WordPress 7.0 is here. This is what it means for your marketing and content team.

In Short:

  • You can now connect AI tools (Claude, ChatGPT, Gemini) directly inside WordPress and use them for writing, meta descriptions, alt text, and image editing without leaving the editor or waiting on a developer.
  • Mobile layout control is now in your hands. Show or hide content blocks by device, straight from the editor, no dev ticket required.
  • Revision history is now visual. See exactly what changed on a page, who changed it, and roll back if needed. No more deciphering code.

Most of what you have read about WordPress 7.0‘s AI features is not quite right. WordPress core is not adding an AI assistant. What it is adding is the infrastructure that makes AI tools actually work inside WordPress. 

WordPress 7.0 has recently landed. For marketing and content teams, it is one of the more useful releases in years. It brings a standardised way to connect AI tools directly to your WordPress site, a more intuitive admin experience, and editor features that give content teams more control without having to wait on a developer.

One feature did not make it. Real-time collaboration was pulled from the release twelve days before launch after testing exposed stability issues that the team was not willing to ship around. It will be picked up in a future version. More on that below.

We asked Jackson Poultney, one of The Code Company’s Senior WordPress Engineers, who has been testing the release in beta, to share his take on what actually matters for teams working with WordPress day-to-day.

WordPress 7.0 does not add AI to your site.
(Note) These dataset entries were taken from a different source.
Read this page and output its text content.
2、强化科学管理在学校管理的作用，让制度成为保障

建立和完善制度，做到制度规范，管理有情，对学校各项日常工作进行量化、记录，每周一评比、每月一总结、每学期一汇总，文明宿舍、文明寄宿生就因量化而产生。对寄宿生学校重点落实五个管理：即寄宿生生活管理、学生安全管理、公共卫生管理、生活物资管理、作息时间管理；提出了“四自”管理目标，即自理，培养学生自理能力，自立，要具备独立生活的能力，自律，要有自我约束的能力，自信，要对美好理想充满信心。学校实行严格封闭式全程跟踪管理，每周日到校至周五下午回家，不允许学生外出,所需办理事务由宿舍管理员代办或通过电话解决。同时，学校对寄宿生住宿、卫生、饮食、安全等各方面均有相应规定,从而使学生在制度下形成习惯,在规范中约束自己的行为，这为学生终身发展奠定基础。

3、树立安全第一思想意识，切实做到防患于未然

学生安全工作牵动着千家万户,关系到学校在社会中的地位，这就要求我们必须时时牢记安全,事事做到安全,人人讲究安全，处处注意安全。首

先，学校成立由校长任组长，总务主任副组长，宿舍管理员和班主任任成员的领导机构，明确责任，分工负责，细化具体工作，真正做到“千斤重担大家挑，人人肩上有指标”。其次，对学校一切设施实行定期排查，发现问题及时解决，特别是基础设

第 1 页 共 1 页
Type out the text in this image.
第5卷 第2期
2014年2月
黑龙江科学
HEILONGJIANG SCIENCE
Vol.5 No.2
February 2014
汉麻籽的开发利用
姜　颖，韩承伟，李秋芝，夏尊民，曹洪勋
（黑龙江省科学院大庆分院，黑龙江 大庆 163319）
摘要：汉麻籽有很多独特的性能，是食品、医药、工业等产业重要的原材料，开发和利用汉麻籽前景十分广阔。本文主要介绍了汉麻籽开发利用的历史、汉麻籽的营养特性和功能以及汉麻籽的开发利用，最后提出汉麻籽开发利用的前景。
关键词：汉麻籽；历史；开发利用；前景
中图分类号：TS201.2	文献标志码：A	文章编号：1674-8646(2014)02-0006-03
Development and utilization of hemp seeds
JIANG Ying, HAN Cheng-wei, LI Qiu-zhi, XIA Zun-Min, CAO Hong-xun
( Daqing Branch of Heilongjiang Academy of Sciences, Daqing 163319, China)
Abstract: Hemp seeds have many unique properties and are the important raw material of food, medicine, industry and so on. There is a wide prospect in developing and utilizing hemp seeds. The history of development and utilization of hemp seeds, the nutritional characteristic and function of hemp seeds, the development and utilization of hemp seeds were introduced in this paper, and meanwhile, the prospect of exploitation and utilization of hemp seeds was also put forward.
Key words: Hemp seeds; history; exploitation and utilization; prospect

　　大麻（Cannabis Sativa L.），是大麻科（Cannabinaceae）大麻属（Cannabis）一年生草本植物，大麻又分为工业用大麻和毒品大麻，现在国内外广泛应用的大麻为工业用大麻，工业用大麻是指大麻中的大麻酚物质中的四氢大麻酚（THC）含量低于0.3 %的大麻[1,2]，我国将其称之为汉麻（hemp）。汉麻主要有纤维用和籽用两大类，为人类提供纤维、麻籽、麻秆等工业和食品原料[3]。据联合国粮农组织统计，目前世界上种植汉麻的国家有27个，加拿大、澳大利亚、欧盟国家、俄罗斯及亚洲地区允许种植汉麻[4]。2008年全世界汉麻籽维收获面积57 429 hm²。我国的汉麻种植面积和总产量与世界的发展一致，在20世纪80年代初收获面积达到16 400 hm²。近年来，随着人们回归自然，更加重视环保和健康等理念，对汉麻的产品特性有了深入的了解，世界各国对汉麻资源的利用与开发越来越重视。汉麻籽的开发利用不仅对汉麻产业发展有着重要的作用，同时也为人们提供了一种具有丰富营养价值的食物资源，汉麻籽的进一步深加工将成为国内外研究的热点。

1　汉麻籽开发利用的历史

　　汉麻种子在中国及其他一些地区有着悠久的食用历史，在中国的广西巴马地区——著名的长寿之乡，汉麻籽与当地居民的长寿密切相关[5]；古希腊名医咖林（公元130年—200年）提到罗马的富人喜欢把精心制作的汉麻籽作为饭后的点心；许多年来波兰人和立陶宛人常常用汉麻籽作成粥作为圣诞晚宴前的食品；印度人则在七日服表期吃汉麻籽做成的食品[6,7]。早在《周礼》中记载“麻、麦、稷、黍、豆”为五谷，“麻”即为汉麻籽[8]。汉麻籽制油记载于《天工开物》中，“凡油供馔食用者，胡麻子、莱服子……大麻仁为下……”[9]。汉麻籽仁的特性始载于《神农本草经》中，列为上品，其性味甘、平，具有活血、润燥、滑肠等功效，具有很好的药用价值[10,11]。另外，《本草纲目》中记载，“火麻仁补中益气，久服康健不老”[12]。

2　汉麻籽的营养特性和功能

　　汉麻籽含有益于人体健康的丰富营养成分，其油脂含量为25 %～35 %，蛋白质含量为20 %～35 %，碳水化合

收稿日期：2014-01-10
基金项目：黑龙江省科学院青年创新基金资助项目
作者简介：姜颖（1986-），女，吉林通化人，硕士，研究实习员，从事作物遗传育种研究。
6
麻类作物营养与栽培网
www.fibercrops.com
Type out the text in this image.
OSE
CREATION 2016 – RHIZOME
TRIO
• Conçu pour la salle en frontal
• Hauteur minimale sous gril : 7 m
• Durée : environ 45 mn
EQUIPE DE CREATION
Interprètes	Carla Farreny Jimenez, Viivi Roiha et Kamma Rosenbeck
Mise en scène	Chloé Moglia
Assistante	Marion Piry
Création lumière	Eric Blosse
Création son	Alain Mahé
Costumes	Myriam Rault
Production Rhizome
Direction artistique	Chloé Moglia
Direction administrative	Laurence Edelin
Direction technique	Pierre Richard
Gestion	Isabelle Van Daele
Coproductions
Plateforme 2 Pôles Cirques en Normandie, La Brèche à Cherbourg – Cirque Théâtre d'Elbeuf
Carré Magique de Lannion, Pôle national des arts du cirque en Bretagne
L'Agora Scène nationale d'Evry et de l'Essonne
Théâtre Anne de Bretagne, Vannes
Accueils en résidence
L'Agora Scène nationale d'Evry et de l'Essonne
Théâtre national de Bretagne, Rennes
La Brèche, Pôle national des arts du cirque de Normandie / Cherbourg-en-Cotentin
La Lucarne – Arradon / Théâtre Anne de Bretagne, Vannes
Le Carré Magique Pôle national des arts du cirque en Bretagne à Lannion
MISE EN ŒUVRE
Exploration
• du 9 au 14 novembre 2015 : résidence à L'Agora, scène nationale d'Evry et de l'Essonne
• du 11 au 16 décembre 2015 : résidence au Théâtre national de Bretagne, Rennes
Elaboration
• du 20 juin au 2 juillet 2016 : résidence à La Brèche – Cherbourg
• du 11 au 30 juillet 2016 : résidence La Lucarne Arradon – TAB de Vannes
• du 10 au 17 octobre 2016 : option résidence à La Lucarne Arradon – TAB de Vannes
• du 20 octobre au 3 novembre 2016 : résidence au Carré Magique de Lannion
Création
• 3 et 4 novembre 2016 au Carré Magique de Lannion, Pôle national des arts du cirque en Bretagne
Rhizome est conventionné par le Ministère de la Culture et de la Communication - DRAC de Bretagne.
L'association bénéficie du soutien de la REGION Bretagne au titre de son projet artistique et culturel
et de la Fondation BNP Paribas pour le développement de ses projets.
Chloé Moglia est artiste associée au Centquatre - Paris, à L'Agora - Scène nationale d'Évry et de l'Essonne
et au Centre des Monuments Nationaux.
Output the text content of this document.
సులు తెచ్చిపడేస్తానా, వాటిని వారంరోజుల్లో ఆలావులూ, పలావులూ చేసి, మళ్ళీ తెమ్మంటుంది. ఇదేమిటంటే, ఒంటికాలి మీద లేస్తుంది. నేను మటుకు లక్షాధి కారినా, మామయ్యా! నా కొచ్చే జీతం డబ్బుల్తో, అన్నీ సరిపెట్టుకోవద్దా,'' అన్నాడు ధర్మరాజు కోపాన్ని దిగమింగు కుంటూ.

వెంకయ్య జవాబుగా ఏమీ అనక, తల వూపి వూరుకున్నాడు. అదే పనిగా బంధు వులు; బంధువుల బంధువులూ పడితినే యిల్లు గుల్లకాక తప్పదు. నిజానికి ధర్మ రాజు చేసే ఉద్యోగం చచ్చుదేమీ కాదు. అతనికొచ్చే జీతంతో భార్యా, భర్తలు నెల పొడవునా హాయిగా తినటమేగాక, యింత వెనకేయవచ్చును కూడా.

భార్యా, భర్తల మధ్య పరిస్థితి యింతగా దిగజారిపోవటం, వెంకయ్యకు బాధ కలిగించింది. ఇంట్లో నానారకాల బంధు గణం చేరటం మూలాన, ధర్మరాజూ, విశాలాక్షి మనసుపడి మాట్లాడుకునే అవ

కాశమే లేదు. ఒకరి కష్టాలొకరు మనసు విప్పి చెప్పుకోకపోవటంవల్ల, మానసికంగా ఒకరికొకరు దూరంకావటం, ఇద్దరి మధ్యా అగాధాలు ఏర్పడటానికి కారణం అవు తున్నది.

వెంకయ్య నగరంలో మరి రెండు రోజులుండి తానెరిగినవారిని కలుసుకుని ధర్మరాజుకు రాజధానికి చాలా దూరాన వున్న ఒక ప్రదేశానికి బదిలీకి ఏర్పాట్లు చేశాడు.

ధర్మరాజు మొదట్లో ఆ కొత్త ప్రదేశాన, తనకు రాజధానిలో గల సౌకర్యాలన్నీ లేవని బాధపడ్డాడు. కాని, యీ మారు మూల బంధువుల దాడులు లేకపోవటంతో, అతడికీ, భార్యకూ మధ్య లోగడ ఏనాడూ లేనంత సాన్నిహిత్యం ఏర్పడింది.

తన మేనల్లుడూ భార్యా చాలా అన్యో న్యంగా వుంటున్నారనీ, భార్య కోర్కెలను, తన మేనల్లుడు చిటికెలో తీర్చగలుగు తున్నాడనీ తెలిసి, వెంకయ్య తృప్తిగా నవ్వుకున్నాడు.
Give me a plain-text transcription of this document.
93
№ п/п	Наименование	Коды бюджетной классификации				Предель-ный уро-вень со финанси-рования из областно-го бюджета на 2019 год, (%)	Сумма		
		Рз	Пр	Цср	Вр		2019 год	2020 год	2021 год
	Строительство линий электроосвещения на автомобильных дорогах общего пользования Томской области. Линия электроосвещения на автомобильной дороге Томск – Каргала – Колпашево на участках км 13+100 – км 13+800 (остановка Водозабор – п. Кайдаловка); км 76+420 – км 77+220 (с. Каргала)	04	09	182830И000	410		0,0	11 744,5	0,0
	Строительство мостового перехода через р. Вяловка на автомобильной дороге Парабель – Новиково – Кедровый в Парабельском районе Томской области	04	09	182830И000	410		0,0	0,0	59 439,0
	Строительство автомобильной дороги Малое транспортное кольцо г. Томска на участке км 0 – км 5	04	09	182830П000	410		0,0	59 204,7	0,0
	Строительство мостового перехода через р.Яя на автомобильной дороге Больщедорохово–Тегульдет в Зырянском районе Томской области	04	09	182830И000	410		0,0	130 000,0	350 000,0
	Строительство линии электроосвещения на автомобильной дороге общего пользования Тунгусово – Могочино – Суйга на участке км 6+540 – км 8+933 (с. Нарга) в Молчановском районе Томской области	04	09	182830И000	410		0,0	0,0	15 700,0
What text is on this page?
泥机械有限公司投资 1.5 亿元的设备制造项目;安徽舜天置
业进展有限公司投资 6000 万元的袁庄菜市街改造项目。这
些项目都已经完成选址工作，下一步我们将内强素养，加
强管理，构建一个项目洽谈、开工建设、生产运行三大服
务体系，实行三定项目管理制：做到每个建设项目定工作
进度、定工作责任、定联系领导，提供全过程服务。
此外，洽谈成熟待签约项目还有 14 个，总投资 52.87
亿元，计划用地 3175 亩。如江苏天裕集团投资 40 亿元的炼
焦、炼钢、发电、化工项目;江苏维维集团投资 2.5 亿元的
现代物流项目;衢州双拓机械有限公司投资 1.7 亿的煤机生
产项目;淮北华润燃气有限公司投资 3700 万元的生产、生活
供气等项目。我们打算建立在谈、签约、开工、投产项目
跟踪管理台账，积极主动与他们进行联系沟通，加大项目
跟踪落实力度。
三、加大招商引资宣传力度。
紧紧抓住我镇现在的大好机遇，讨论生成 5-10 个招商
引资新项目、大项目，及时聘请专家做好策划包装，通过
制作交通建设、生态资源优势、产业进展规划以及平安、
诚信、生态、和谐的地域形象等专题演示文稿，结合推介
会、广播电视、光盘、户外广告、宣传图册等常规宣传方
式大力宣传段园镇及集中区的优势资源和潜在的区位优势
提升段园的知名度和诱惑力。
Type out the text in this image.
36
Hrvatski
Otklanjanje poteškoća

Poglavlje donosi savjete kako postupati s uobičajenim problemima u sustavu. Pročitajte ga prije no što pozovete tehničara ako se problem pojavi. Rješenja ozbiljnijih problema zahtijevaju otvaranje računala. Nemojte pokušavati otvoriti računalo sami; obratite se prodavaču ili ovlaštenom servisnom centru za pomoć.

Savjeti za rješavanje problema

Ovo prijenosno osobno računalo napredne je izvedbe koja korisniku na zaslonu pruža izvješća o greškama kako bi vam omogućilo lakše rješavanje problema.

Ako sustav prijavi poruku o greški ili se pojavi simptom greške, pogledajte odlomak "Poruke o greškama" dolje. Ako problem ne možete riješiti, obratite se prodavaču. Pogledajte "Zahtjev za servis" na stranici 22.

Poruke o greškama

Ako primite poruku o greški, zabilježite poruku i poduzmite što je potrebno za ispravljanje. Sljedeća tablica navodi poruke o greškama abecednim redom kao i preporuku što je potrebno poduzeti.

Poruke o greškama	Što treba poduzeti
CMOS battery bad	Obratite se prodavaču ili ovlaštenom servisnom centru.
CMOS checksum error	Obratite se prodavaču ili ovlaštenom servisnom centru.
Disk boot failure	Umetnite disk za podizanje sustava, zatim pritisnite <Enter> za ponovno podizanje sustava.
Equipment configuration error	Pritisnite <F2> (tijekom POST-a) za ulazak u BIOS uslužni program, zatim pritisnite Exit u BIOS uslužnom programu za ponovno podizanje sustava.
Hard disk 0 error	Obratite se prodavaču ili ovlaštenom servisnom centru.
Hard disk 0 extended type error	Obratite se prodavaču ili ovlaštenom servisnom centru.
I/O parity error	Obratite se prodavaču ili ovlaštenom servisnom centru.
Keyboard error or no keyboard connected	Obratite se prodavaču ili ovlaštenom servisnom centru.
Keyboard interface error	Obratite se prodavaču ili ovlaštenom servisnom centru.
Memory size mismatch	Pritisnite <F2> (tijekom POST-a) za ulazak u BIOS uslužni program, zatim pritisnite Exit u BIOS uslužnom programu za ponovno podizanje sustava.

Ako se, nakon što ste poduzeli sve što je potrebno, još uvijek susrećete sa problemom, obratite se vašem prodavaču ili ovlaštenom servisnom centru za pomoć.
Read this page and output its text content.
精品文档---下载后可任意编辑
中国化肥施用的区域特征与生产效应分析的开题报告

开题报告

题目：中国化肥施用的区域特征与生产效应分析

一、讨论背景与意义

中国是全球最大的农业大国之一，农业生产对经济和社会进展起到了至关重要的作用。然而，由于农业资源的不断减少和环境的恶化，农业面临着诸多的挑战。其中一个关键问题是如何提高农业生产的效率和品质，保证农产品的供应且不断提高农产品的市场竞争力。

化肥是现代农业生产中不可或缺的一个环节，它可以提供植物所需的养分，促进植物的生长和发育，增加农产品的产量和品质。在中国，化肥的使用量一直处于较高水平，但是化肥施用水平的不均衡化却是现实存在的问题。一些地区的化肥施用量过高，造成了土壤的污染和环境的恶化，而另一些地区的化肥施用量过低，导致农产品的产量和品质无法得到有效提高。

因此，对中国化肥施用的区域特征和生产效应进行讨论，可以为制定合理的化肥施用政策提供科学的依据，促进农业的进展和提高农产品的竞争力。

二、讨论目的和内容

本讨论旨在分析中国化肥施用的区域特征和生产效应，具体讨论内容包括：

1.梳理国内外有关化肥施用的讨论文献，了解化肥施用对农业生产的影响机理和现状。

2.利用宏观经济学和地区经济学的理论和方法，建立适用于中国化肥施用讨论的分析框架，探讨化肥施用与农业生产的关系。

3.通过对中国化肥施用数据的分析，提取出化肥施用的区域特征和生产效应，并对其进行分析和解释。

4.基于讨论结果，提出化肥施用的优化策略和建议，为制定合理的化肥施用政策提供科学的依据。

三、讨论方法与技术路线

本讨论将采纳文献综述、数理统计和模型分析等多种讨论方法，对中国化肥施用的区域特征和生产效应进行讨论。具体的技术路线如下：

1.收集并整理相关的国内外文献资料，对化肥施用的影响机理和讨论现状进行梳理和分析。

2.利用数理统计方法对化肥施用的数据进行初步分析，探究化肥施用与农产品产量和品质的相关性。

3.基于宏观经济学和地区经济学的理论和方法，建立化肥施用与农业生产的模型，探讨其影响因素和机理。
It makes connecting AI to your site far easier.

WordPress 7.0 introduced a feature called Connectors: a central, standardised dashboard section where your site can store API keys for AI services, including Anthropic, Google Gemini, and OpenAI. Previously, connecting an AI service to WordPress meant building a custom settings page or editing config files. That required a developer, but now marketing and content teams can easily set this up.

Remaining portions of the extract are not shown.